Demokrasi ile yönetildiği iddia edilen bir ülkede “demokratik hakkımızı kullanarak” parti kurduk diye tepki alıyor olmamız bile demokrasinin ülkemizde nasıl uygulanamadığını gözler önüne seriyor. Herkesin takdir etmediği partiye oy vermeme hakkı varken, hatta çok beğenmiyorsa gönül verdiği siyasi oluşumda aktif görev alarak bizim oy almamamız için çalışma yapma hakkı varken; hakaret ve tehditlerle bizleri yıldırmaya çalışmaları bile GELECEK için olumlu bir işaret diye düşünüyorum. Daha da önemlisi iktidar partisini bu güne getiren en önemli unsurlardan bir tanesi “mağdur edilmeleri ve mağdur edebiyatını çok iyi yapmaları” idi. Bu tecrübeye sahip bir yapının bizi mağdur hale getirmesi öncelikle; bizim aidiyet ve motivasyonumuzu çok arttırıyor. Şayet böyle devam ederlerse vatandaşın bize olan teveccühünün artması gibi doğal bir sonucu beraberinde getireceğini düşünüyorum.

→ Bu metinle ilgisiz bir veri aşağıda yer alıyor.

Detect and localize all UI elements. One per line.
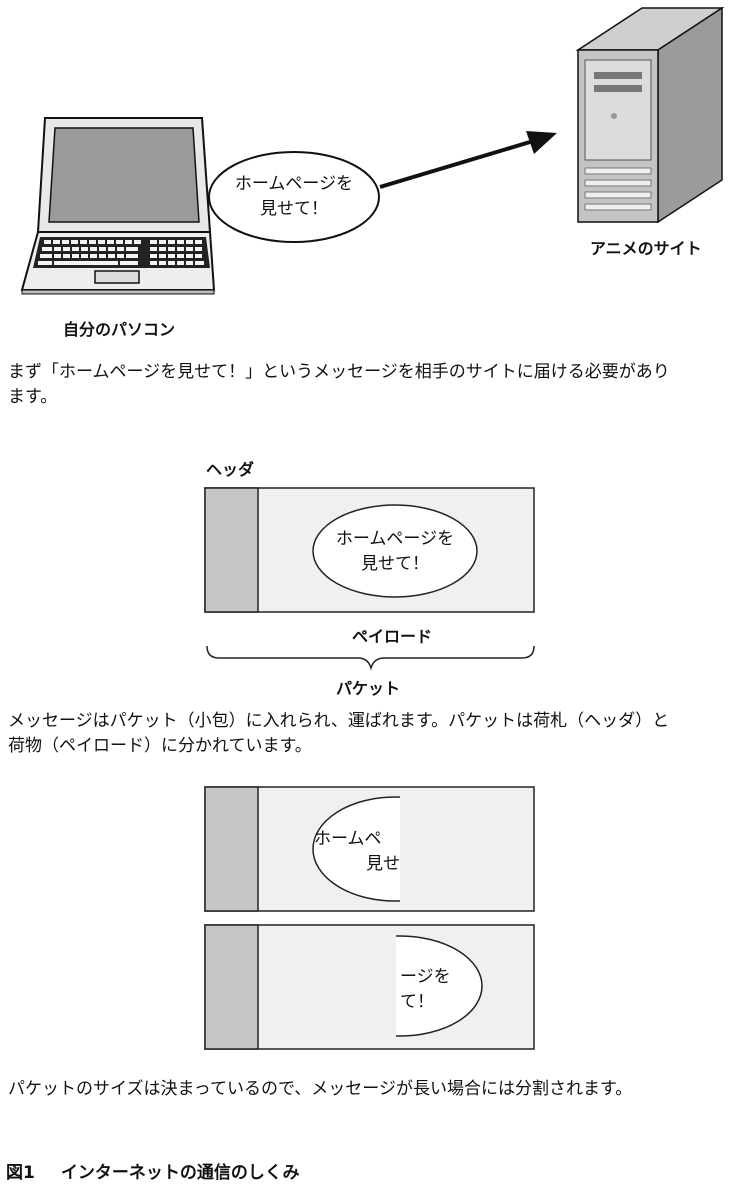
figure-number: 図1 xyxy=(6,1163,35,1183)
payload-line1: ホームページを xyxy=(335,529,455,549)
description-2-line1: メッセージはパケット（小包）に入れられ、運ばれます。パケットは荷札（ヘッダ）と xyxy=(8,711,670,731)
header-section xyxy=(204,487,259,613)
packet-1-line1: ホームペ xyxy=(314,829,382,849)
packet-1-header xyxy=(204,786,259,912)
packet-brace xyxy=(206,645,535,671)
message-line2: 見せて！ xyxy=(260,199,328,219)
payload-text: ホームページを 見せて！ xyxy=(313,527,477,577)
packet-1-text: ホームペ 見せ xyxy=(314,827,400,877)
arrow-icon xyxy=(379,131,557,189)
server-icon xyxy=(575,6,725,224)
server-label: アニメのサイト xyxy=(590,239,702,258)
description-3: パケットのサイズは決まっているので、メッセージが長い場合には分割されます。 xyxy=(8,1079,633,1099)
split-diagram xyxy=(204,786,535,1050)
packet-1-line2: 見せ xyxy=(366,854,400,874)
payload-line2: 見せて！ xyxy=(361,554,429,574)
figure-caption: 図1 インターネットの通信のしくみ xyxy=(6,1158,300,1183)
message-text: ホームページを 見せて！ xyxy=(209,172,379,222)
description-1-line1: まず「ホームページを見せて！」というメッセージを相手のサイトに届ける必要があり xyxy=(8,362,670,382)
packet-2-header xyxy=(204,924,259,1050)
payload-label: ペイロード xyxy=(352,627,433,646)
header-label: ヘッダ xyxy=(206,460,255,479)
packet-diagram xyxy=(204,487,535,671)
packet-2-line1: ージを xyxy=(400,967,451,987)
packet-2-line2: て！ xyxy=(400,992,434,1012)
laptop-icon xyxy=(20,117,216,295)
description-1: まず「ホームページを見せて！」というメッセージを相手のサイトに届ける必要があり … xyxy=(8,360,736,410)
description-2: メッセージはパケット（小包）に入れられ、運ばれます。パケットは荷札（ヘッダ）と … xyxy=(8,709,736,759)
packet-label: パケット xyxy=(336,679,401,698)
message-line1: ホームページを xyxy=(234,174,354,194)
description-1-line2: ます。 xyxy=(8,387,58,407)
client-label: 自分のパソコン xyxy=(63,320,176,339)
description-2-line2: 荷物（ペイロード）に分かれています。 xyxy=(8,736,312,756)
figure-title: インターネットの通信のしくみ xyxy=(60,1163,300,1183)
packet-2-text: ージを て！ xyxy=(400,965,480,1015)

Değerli hemşehrilerimizin şu 2 konuyu gözardı etmemeleri gerektiğini düşünüyorum: 1. Pek! çoğumuz Isparta, Malatya, Rize vb bünyesinden başbakan ya da cumhurbaşkanı çıkarmış illeri ve bu illere yapılan fevkalade hizmetleri görmüştür. Yine genel başbakanımızın başbakan olduğu dönemde şehrimize yapılan hizmetleri ve görev süresi yetmediği için yarım kalan ancak, aradan yaklaşık beş yıl geçmiş olmasına rağmen hala tamamlanamayan, hatta bırakın tamamlamayı üstü örtülen hizmetleri unutmamalıyız. 2. Her ne kadar “tek başına iktidar” hedefi ile yola çıkmış olsak da yapılacak ilk seçime kadar mecburen bir muhalefet partisiyiz. Bu meyanda herkesin hemfikir olduğu bir konu var: “Kaliteli muhalefet herkese ve her yere lazımdır. Kaliteli muhalefet, iktidarın rehavete kapılmamasını ve kendini geliştirmesini sağlar.” Ee herkes kaliteli muhalefetin faydalı olduğunu düşünürken bu nefret söylemlerinin yegane sebebi “korku” olsa gerek. Tabi okuyucular arasında “iyi de siz ne kadar kaliteli muhalefet yapıyorsunuz acaba?” diye düşünenler olabilir. Yaptığımız tüm faaliyetleri sosyal medya hesaplarımızda paylaşıyoruz. Hesaplarımızı incelerlerse onlar için nasıl bir çaba harcadığımızı görebilirler. Soruları ve eleştirileri olursa, 1 bardak çay ısmarlamaları şartı ile, kendilerini yerlerinde ziyaret edebilir ve istişare edebiliriz!
Yeni yılın hepimize güzel bir GELECEK getirmesi temennisi ile mutlu yıllar dilerim!